Airline Highway: Theater review by Adam Feldman
Life spurts out all over the place in the first two thirds of Lisa D’Amour’s Airline Highway. The setting is the parking lot of the Humming Bird, a decaying New Orleans motel that brims with scuffed, muddily colorful characters. These include Tanya (Julie White), a haggard, gold-hearted hooker trying to stay off pain pills; Sissy Na Na (K. Todd Freeman), a sassy trans survivor; Krista (Caroline Neff), a baby-faced stripper; and Wayne (Scott Jaeck), the joint’s garrulous manager. In an upstairs room is Miss Ruby (Judith Roberts), an elderly onetime burlesque queen. The others are throwing her a predeath funeral party, and the prodigal son at their makeshift-family reunion is Bait Boy (Joe Tippett), who has escaped their squalor as the boy toy of a rich woman, and who now returns with his girlfriend’s bourgeois teenage daughter (Carolyn Braver) in tow.

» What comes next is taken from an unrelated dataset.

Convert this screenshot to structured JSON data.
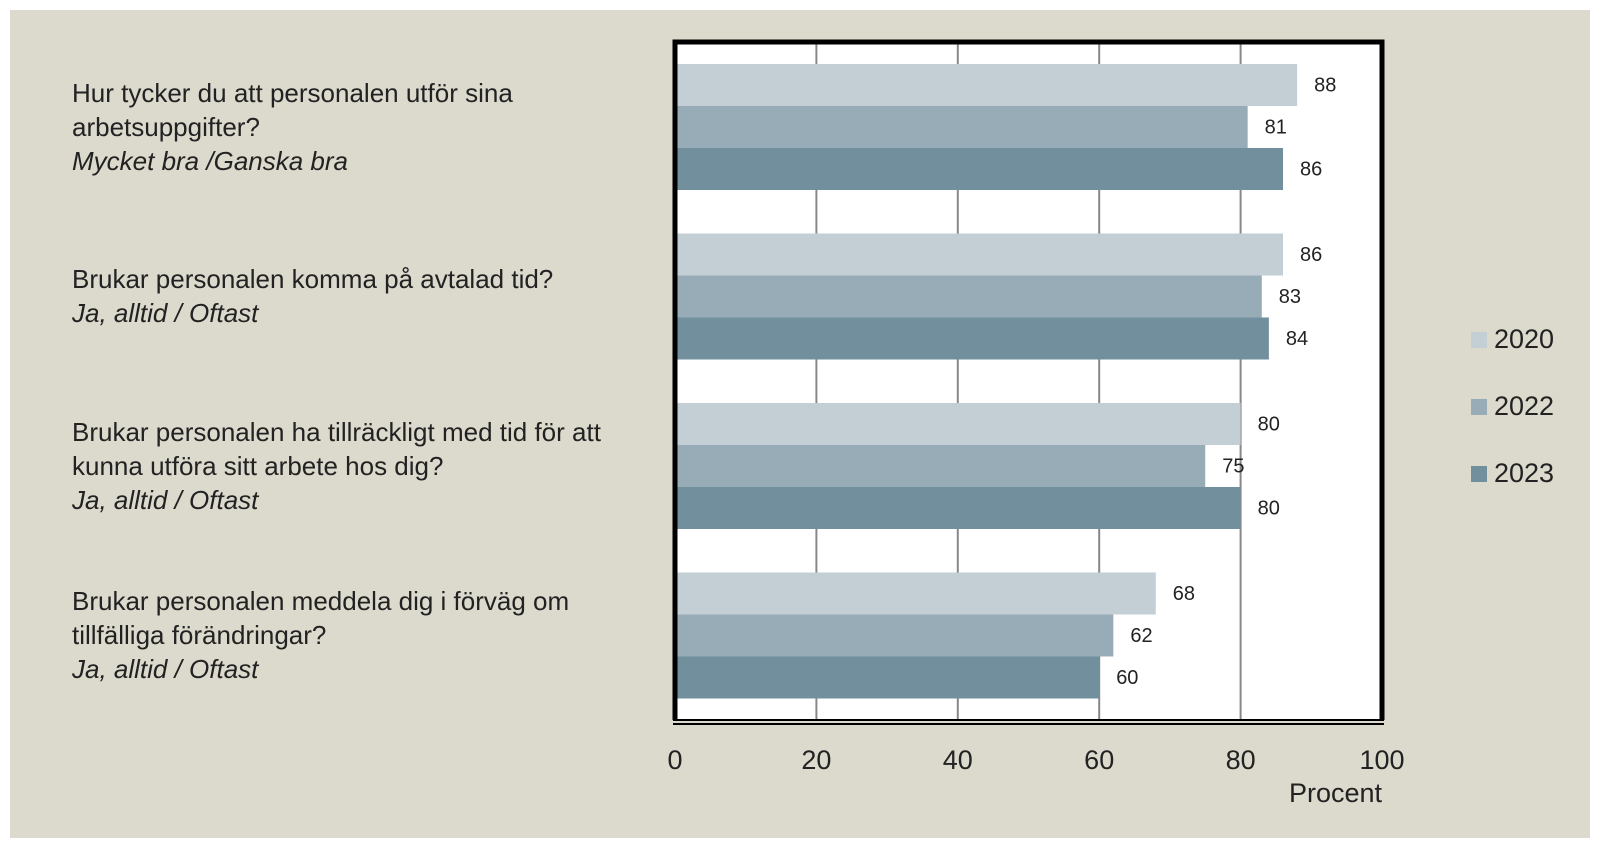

Although the characters are familiar in many ways, director Joe Mantello and his accomplished cast of 16 breathe spirit into most of them, and the big, boozy party scene has jazzy vigor. (Freeman and White are standouts.) But D’Amour’s dialogue is short on the kind of poetry that might elevate her gallery of beautiful-loser types, and she can’t sustain the wide focus she initiates; Airline Highway’s multiple plot threads are pulled out (or forgotten) in a rushed, unsatisfying denouement that resorts to summarizing its message to the audience in the form of a (literal) high-school class presentation. Like the cinder-block–mounted car on the side of Scott Pask’s seedy multilevel set, the play has color and beat-up charm, but doesn’t go anywhere.—Adam Feldman
Samuel J. Friedman Theatre (Broadway). By Lisa D’Amour. Directed by Joe Mantello. With ensemble cast. Running time: 2hrs 10mins.